The remainder of this section describes various elements of accountability and financing in an ideal system. For each element, there is a brief discussion of rationale, followed by measurable criteria for system implementation and oversight.
There are many possible mechanisms for structuring an accountable entity.
In Arizona, Medicaid-managed care intermediaries function as accountable entities for crisis systems that serve everyone, not just the Medicaid population.
Arizona has had a managed Medicaid system from its inception, which is called the Arizona Health Care Cost Containment System (AHCCCS). AHCCCS contracts via a competitive bid process with managed care organizations throughout the state, including a RBHA in each geographical service area. In southern Arizona, the RBHA is Arizona Complete Health (formerly Cenpatico Integrated Care, part of Centene). The RBHA braids multiple funding streams, including Medicaid, SAMHSA block grants, state and county funds to serve as a centralized point of accountability for the behavioral health system. Pima County has a full continuum of crisis diversion and behavioral health services, including for SUD, and services for both juveniles and adults through a larger provider network. In addition to funding the crisis response center (CRC) services, the RBHA contracts with multiple providers to operate the crisis call center, a dozen mobile crisis teams that are dispatched from the call center, residential and step-down facilities and various other crisis services not on the CRC campus (Manaugh, 2020).

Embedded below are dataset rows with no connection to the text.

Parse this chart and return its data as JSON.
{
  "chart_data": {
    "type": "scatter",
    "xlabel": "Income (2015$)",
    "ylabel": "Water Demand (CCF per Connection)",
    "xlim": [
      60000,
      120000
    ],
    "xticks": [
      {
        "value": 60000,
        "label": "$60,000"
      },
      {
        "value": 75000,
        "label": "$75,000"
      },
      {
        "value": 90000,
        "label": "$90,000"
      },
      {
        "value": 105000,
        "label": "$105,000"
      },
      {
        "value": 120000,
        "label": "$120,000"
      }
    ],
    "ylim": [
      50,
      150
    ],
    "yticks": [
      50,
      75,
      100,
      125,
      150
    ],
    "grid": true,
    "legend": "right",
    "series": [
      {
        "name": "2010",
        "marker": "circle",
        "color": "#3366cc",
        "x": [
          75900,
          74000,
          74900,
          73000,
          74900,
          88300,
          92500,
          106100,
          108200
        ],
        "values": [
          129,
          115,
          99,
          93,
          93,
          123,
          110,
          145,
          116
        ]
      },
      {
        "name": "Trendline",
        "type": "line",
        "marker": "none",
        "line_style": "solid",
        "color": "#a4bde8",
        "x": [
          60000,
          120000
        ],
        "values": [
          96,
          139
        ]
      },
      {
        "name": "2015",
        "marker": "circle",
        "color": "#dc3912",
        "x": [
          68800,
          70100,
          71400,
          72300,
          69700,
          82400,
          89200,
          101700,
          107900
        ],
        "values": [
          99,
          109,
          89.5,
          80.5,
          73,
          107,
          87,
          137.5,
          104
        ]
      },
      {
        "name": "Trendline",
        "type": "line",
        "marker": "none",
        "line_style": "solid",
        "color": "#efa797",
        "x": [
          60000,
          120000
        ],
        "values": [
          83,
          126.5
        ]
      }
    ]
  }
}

In Pennington County (Rapid City), South Dakota, a county-led collaboration of agencies and providers oversees the operation of the crisis continuum, with the Sheriff’s Office holding ultimate accountability.
The Care Campus is a partnership of the Pennington County Sheriff’s Office, Pennington County Health and Human Services, the City of Rapid City and the Crisis Care Center operated by Behavior Management Systems, a private provider, under the oversight of the Pennington County Sheriff’s Office. The Care Campus includes a full continuum of co-located services addressing the crisis stage of mental health and substance use disorders and support services to assist Care Campus clients with attaining recovery and maintaining stability in the community (Manauge, 2020).
In Kent County (Grand Rapids), Michigan, the accountable entity is being formed as a new organization by a collaboration between the county, four major health systems, three behavioral health provider organizations and the Community Mental Health entity that manages specialty behavioral health Medicaid and indigent services.
In Kent County (Grand Rapids) MI, the county has organized a population health consortium to lead important community health projects, one of which is to develop a state of the art behavioral health crisis system. The consortium consists of the County Executive, a community business/foundation leader, CEOs of four health systems, CEOS of two psychiatric hospitals, the CEO of the local CMH/Medicaid managing entity and the CEO of a large community crisis provider. The consortium obtained consultation to operate under the Kent County Department of Health, which convened a Consensus Working Group representing over 25 key constituencies and organizations. This group has developed a consensus plan, with prioritization, and is working on transitioning this structure to a formal “Accountable Entity” governance model, using local EMS as a template.